В. К. Толстой, еще студентом, начал работать по ихтиологии; после же окончания университета (петербургского), эта работа стала специальностью, и он сразу выдвинулся, как серьезный исследователь и научный работник. Даже в ранних, небольших статьях он выделялся самостоятельностью мысли и далеким от трафарета методом. После революции он с таким же увлечением и любовью отдался практической работе широкого масштаба и восемь лет был директором государственной рыбной промышленности Азовско-Черноморского и Северного районов. Огромное количество напечатанных им за это время статей по вопросам рыбоведения ярко свидетельствуют о том, что он не оставлял исследовательской работы и что бюрократизм, зараза, широко распространяемая большевиками, совершенно его не коснулась. Ему приходилось читать и спорадические курсы на факультете рыбоведения Петровской сельско-хозяйственной академии.

В 1929 году, когда фактическое руководство рыбной промышленностью перешло из "Союзрыбы" к Политбюро, что решительно вело эту промышленность к гибели, В. К. Толстому с большим трудом удалось оставить работу в "Союзрыбе" и перейти к научной работе в научный институт рыбного хозяйства.

Отдаваясь работе с огромным увлечением и искренностью, В.К. Толстой не был способен хитрить или подлаживаться к требованию момента.

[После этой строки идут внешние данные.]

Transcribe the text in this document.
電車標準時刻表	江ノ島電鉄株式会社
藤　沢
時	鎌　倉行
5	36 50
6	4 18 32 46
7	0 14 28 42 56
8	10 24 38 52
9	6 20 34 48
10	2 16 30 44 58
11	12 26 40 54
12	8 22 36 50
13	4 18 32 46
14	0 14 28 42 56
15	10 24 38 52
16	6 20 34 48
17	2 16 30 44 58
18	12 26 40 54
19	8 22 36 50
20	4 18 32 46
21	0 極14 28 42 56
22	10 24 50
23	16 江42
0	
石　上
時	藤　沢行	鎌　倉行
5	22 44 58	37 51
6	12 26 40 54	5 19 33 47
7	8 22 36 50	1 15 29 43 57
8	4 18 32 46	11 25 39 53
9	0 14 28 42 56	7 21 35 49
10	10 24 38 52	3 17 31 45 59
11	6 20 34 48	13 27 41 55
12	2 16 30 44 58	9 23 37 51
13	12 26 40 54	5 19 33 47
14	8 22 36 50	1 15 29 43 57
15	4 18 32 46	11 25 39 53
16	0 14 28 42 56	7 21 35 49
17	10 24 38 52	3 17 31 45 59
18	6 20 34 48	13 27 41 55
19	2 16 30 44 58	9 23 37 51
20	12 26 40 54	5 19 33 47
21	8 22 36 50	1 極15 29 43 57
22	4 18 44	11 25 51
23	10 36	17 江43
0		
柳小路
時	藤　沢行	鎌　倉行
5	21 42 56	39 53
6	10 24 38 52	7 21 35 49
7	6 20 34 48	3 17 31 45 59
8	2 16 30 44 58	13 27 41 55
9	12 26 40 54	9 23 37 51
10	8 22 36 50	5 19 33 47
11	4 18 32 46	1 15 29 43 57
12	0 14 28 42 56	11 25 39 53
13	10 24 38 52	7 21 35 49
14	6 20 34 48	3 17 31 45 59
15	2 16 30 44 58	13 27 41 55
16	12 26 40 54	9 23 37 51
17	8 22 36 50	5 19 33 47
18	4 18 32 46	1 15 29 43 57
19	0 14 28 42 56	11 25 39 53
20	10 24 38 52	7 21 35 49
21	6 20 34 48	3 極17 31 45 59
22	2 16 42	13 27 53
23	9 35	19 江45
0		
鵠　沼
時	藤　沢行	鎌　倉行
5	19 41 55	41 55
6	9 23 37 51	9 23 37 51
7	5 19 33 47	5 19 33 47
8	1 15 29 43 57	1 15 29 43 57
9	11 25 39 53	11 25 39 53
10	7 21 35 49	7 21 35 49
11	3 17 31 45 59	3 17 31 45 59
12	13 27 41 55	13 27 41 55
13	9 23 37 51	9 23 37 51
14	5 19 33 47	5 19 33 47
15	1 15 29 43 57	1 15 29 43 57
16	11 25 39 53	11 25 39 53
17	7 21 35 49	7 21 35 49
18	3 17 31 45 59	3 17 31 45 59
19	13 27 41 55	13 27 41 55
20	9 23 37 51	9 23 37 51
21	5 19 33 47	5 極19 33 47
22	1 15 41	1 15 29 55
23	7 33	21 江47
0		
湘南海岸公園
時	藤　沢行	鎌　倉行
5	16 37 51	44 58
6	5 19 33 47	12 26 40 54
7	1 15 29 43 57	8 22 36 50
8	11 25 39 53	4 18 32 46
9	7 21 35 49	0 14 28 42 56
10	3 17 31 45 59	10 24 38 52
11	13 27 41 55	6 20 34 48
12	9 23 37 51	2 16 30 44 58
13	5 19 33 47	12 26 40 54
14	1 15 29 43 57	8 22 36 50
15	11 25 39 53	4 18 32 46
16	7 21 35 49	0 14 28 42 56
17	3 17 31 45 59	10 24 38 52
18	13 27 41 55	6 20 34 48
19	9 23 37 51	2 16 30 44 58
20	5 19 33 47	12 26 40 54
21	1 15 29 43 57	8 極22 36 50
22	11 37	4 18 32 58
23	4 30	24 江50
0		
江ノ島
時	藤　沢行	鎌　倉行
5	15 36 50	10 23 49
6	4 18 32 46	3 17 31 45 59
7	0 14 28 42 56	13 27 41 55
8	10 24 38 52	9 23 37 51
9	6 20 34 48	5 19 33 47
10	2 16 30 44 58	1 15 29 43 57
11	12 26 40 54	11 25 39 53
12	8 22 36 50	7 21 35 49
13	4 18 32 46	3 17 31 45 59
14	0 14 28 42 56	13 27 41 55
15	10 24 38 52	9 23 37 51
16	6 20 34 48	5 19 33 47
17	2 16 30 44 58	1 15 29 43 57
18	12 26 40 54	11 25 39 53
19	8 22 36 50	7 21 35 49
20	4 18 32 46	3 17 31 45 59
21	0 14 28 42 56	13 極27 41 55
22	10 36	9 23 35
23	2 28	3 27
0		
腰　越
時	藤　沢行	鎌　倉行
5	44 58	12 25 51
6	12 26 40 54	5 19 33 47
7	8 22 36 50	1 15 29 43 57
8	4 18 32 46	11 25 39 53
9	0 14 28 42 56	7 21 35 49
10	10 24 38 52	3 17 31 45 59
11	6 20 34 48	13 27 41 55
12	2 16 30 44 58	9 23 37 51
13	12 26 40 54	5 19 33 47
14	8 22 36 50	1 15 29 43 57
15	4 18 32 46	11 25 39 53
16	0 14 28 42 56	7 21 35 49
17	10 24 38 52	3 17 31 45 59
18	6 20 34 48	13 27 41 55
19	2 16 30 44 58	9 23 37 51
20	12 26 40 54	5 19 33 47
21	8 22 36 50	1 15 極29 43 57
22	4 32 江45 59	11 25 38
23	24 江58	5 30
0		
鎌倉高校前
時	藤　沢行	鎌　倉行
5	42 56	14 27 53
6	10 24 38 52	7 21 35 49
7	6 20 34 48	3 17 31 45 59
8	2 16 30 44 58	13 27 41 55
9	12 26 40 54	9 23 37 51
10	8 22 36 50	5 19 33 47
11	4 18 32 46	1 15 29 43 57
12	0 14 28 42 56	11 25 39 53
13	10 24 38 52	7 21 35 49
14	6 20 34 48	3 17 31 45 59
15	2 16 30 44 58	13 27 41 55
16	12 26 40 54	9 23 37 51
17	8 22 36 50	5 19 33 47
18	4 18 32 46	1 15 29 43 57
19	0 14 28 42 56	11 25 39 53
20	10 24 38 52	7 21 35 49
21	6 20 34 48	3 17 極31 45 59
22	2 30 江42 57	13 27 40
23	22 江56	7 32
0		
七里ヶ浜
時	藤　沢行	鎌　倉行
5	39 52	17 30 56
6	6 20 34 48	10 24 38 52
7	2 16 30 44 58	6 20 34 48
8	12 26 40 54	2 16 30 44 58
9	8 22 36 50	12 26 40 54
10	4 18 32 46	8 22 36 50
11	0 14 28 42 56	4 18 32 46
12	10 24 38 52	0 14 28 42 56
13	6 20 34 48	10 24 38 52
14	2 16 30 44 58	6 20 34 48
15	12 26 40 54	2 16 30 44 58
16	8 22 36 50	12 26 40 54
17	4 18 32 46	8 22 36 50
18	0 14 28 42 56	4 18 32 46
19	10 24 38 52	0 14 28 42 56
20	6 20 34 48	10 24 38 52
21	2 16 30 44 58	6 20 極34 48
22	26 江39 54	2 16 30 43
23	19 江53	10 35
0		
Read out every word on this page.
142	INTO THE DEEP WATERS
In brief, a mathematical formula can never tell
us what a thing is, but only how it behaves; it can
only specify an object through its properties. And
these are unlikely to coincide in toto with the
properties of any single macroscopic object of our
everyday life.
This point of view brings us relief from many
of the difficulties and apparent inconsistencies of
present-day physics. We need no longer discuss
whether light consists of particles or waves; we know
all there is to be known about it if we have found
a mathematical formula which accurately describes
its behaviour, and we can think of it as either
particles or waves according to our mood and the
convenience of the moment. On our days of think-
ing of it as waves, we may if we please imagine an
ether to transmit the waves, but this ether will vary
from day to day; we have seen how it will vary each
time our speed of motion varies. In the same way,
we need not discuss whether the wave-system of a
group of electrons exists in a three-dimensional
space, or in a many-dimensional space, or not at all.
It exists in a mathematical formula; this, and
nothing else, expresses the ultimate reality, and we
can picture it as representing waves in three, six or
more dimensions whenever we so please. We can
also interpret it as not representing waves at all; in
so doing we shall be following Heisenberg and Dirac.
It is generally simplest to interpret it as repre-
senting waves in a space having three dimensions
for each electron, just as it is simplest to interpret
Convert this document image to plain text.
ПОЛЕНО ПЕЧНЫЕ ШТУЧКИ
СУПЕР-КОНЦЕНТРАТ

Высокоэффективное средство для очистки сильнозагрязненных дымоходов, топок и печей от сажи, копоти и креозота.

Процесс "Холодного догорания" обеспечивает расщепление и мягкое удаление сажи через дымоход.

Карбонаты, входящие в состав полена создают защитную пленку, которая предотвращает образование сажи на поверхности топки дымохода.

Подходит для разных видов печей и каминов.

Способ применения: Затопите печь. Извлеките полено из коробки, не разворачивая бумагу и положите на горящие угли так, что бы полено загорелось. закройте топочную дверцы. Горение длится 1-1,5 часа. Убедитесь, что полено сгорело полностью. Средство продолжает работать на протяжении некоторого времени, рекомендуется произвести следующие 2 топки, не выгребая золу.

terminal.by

С огромной настойчивостью, умом и знанием подходил он к вопросу планирования рыбной промышленности, терпеливо и упорно пытаясь внести мысль и разумные ограничения в опыты большевиков в этой области.

Он приходил в самое искреннее отчаяние, когда партийные директивы нарушали все созданное таким трудом и грозили сорвать работу промышленности своими невыполнимыми требованиями. Совершенно не думая о том, как это будет истолковано "комячейкой" и "принято коммунистическим начальством", он шел к этому начальству и настойчиво доказывал безумие их предписаний и вред, который они наносили делу. К людям он относился так же искренно и честно и не мог себе представить, что коммунисты подходят ко всему прежде всего с точки зрения личной карьеры и благополучия и готовы предать все и вся, только чтобы не быть заподозренными в несогласии с постоянно меняющейся, но тем более требовательной "генеральной линией" партии.

Когда большевики изменили пятилетний план Севера и запроектировали безумную добычу в 1 500 000 тонн, В. К. Толстой проделал, по заданию научного института, огромную и чрезвычайно интересную по методу работу, в которой на основании промысловых записей за ряд лет, и изучения около 40 000 подъемов трала выяснил очевидную невыгодность работы в ограниченном участке Баренцева моря больше, чем 125 траулерами. Когда В. К. Толстой сделал доклад об этой работе в институте рыбного хозяйства и затем в техническом совете "Союзрыбы", ни один из присутствовавших коммунистов ему не возражал. Какую надо было иметь смелость, чтобы прочесть такой доклад, показывает то, что много коммунистов не решились даже прийти на это заседание. Как можно присутствовать на докладе, который явно отвергает директиву, данную Политбюро, и который признает установку Политбюро утопичной и неосуществимой. Те же коммунисты из научного института и "Союзрыбы", которые не могли уклониться от присутствия на докладе, прекрасно понимали невыполнимость правительственных заданий и, может быть, надеялись, что доводы В. К. Толстого заставят уменьшить задание, но они молчали: из них никто не возражал, но никто и не поддерживал докладчика. Когда "Союзрыба" была обвинена в оппортунизме, они выдали В. К. Толстого с головой, чтобы самим остаться целыми. Как я убедился впоследствии на допросах в ГПУ, именно эта работа В. К. Толстого была фактически главным обвинением против него.

Жил В. К. Толстой одиноко и чрезвычайно бедно. Ему приходилось помогать родным, и себе он отказывал во всем. Даже во времена НЭПа у него никогда не было денег, чтобы хоть по-советски, прилично одеться, и он добродушно сам подсмеивался над своими драными ботинками.

Тем не менее прокурор республики Крыленко расстрелял его, имея наглость лгать в печати, что В. К. Толстой, начиная с 1924 года получал тысячи от "мировой буржуазии" в оплату его вредительства.